New Novel About Ramanujan -- "The Indian Clerk"

There's a new novel about the Indian mathematician Srinivasa Ramanujan by David Leavitt; it's called The Indian Clerk. Leavitt appears to be working with the approach taken by Pat Barker and others, in producing a fiction that is strongly based on actual facts, and which is the product of his own extensive research on the relationship between Ramanujan and the British mathematician G.H. Hardy.

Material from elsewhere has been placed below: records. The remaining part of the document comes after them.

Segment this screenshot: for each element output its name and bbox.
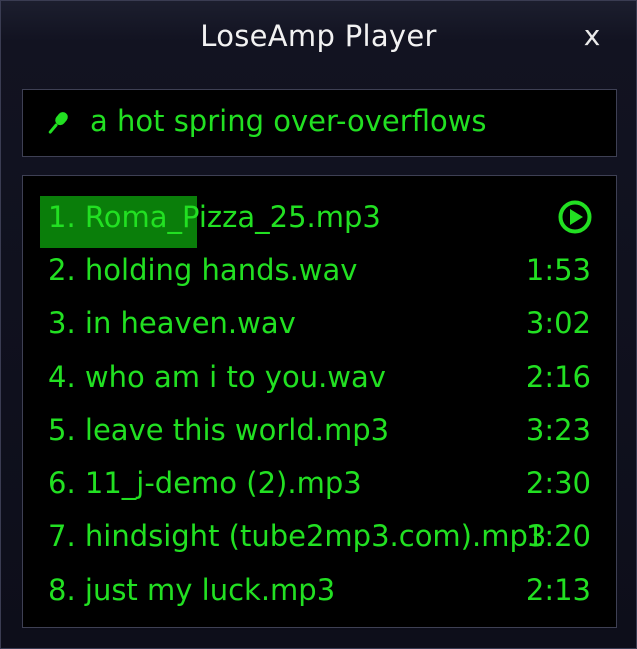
track-duration: 3:02 [525, 306, 591, 340]
track-title: 2. holding hands.wav [48, 253, 358, 287]
track-title: 1. Roma_Pizza_25.mp3 [48, 200, 381, 234]
track-duration: 3:23 [525, 413, 591, 447]
microphone-icon [48, 112, 68, 134]
track-duration: 2:13 [525, 573, 591, 607]
track-title: 7. hindsight (tube2mp3.com).mp3 [48, 519, 547, 553]
playlist-track-3[interactable]: 3. in heaven.wav 3:02 [23, 298, 616, 348]
playlist-track-6[interactable]: 6. 11_j-demo (2).mp3 2:30 [23, 458, 616, 508]
track-duration: 1:53 [525, 253, 591, 287]
track-title: 5. leave this world.mp3 [48, 413, 390, 447]
track-title: 6. 11_j-demo (2).mp3 [48, 466, 362, 500]
playlist-track-5[interactable]: 5. leave this world.mp3 3:23 [23, 405, 616, 455]
track-title: 4. who am i to you.wav [48, 360, 386, 394]
track-duration: 2:16 [525, 360, 591, 394]
playlist-track-4[interactable]: 4. who am i to you.wav 2:16 [23, 352, 616, 402]
playlist-track-7[interactable]: 7. hindsight (tube2mp3.com).mp3 1:20 [23, 511, 616, 561]
title-bar[interactable]: LoseAmp Player x [1, 1, 636, 71]
playlist-track-1[interactable]: 1. Roma_Pizza_25.mp3 [23, 192, 616, 242]
close-button[interactable]: x [576, 17, 608, 55]
now-playing-text: a hot spring over-overflows [90, 104, 487, 138]
track-title: 8. just my luck.mp3 [48, 573, 336, 607]
now-playing-panel: a hot spring over-overflows [22, 89, 617, 157]
track-duration: 1:20 [525, 519, 591, 553]
window-title: LoseAmp Player [200, 19, 437, 53]
track-duration: 2:30 [525, 466, 591, 500]
playlist: 1. Roma_Pizza_25.mp3 2. holding hands.wa… [22, 175, 617, 628]
track-title: 3. in heaven.wav [48, 306, 296, 340]
playlist-track-8[interactable]: 8. just my luck.mp3 2:13 [23, 565, 616, 615]
player-window: LoseAmp Player x a hot spring over-overf… [0, 0, 637, 649]
playlist-track-2[interactable]: 2. holding hands.wav 1:53 [23, 245, 616, 295]
play-circle-icon[interactable] [557, 199, 593, 235]
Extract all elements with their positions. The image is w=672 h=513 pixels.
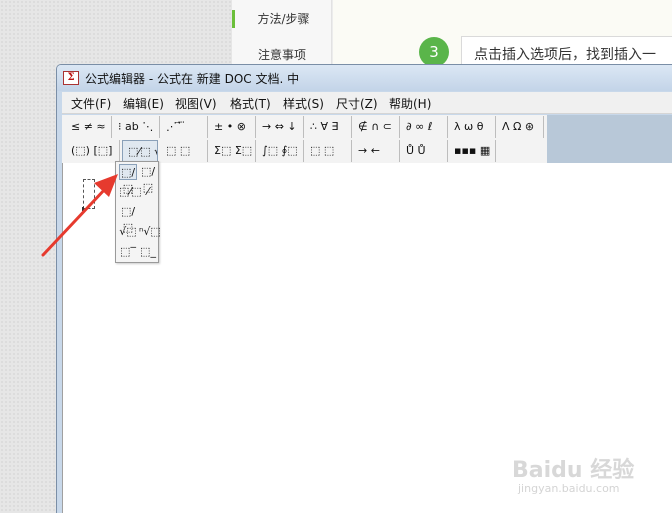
watermark-url: jingyan.baidu.com — [518, 482, 620, 495]
annotation-arrow — [41, 174, 118, 257]
baidu-jingyan-watermark: Baidu 经验 — [512, 458, 635, 483]
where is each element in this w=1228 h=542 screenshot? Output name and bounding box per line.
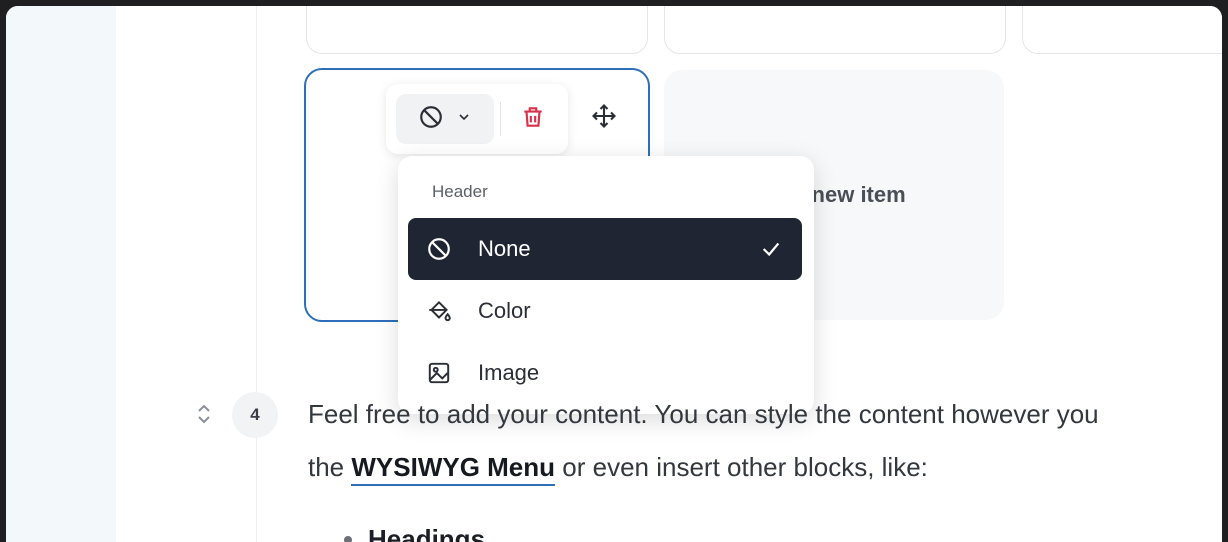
chevron-down-icon [456,109,472,130]
row-number-badge: 4 [232,392,278,438]
menu-item-label: Color [478,298,531,323]
paragraph-text: or even insert other blocks, like: [555,452,928,482]
wysiwyg-menu-link[interactable]: WYSIWYG Menu [351,452,556,486]
paragraph-line: Feel free to add your content. You can s… [308,399,1099,429]
grid-card[interactable] [306,6,648,54]
menu-item-color[interactable]: Color [408,280,802,342]
header-style-button[interactable] [396,94,494,144]
move-button[interactable] [584,98,624,138]
menu-item-label: Image [478,360,540,385]
checkmark-icon [760,238,782,260]
grid-card[interactable] [664,6,1006,54]
ban-icon [418,104,444,135]
menu-item-image[interactable]: Image [408,342,802,404]
image-icon [424,358,454,388]
paragraph-line: the WYSIWYG Menu or even insert other bl… [308,452,928,486]
ban-icon [424,234,454,264]
toolbar-divider [500,102,501,136]
menu-item-none[interactable]: None [408,218,802,280]
chevron-up-down-icon [192,404,216,430]
reorder-handle[interactable] [192,402,216,426]
trash-icon [520,104,546,135]
header-style-menu: Header None Color Image [398,156,814,414]
gutter-line [256,6,257,542]
bullet-item: Headings [368,524,486,542]
delete-button[interactable] [512,98,554,140]
left-pane [6,6,116,542]
bullet-dot [344,536,352,542]
menu-header-label: Header [432,182,488,201]
grid-card[interactable] [1022,6,1222,54]
card-toolbar [386,84,568,154]
editor-window: d new item Header None Color Image 4 Fee… [6,6,1222,542]
menu-item-label: None [478,236,531,261]
paragraph-text: the [308,452,352,482]
paint-bucket-icon [424,296,454,326]
move-arrows-icon [590,102,618,135]
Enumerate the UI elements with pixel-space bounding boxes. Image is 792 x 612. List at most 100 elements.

The blog The Elegant Variation recently had an extensive series of posts dedicated to the book, including a long excerpt here and an interview here. I haven't read it yet, though I'll definitely be looking for it the next time I am in a bookstore. Here are a couple of paragraphs, from immediately after G.H. Hardy receives his first letter from Ramanujan in Madras, with several pages of groundbreaking mathematical proofs attached:

Hardy shifts Hermione, much to her annoyance, off his lap, then gets up and moves to his windows. Beneath him, two gowned undergraduates stroll arm in arm toward the archway. Watching them, he thinks of asymptotes, values converging as they near a sum they will never reach: a half foot closer, then a quarter foot, then an eighth… One moment he can almost reach out and touch them, the next—whoosh—they're gone, sucked up by infinity. Now there's a divergent series for you. The envelope from India has left a curious smell on his fingers, of soot and what he thinks might be curry. The paper is cheap. In two places the ink has run.

This is not the first time that Hardy had received letters from strangers. For all its remoteness from the ordinary world, pure mathematics holds a mysterious attraction for cranks of all stripes. Some of the men who have written to Hardy are genuine lunatics, claiming to have in their hands formulae pointing to the location of the lost continent of Atlantis, or to have discovered cryptograms in the plays of Shakespeare indicating a Jewish conspiracy to defraud England. Most, though, are merely amateurs whom mathematics has fooled into believing that they have found solutions to the most famous unsolved problems. I have completed the long-sought proof to Goldbach's Conjecture—Goldbach's Conjecture, stating simply that any even number greater than two could be expressed as the sum of two primes. Needless to say I am loath to send my actual proof, lest it fall into the hands of one who might publish it as his own…Experience suggests that this Ramanujan falls into the latter category. Being poor—as if mathematics has ever made anyone rich! I have not given the actual investigations nor the expressions that I get—as if all the dons of Cambridge are waiting with baited breath to receive them!

Nine dense pages of mathematics accompany the letter. Sitting down again, Hardy looks them over. At first glance, the complex array of numbers, letters, and symbols suggests a passing familiarity with, if not a fluency in, the language of his discipline. Yet how strangely the Indian uses that language! What he is reading, Hardy thinks, is the equivalent of English spoken by a foreigner who has taught the tongue to himself. (link)


Personally I find this type of approach -- using the novel to work as an outlet for research on real historical problems -- very rewarding. Teaching Barker's Regeneration last spring, I found found that students got a lot out of the cross-referencing of actual historical documents (i.e., relating to Siegfried Sassoon and the development of modern psychology) with the literary text at hand.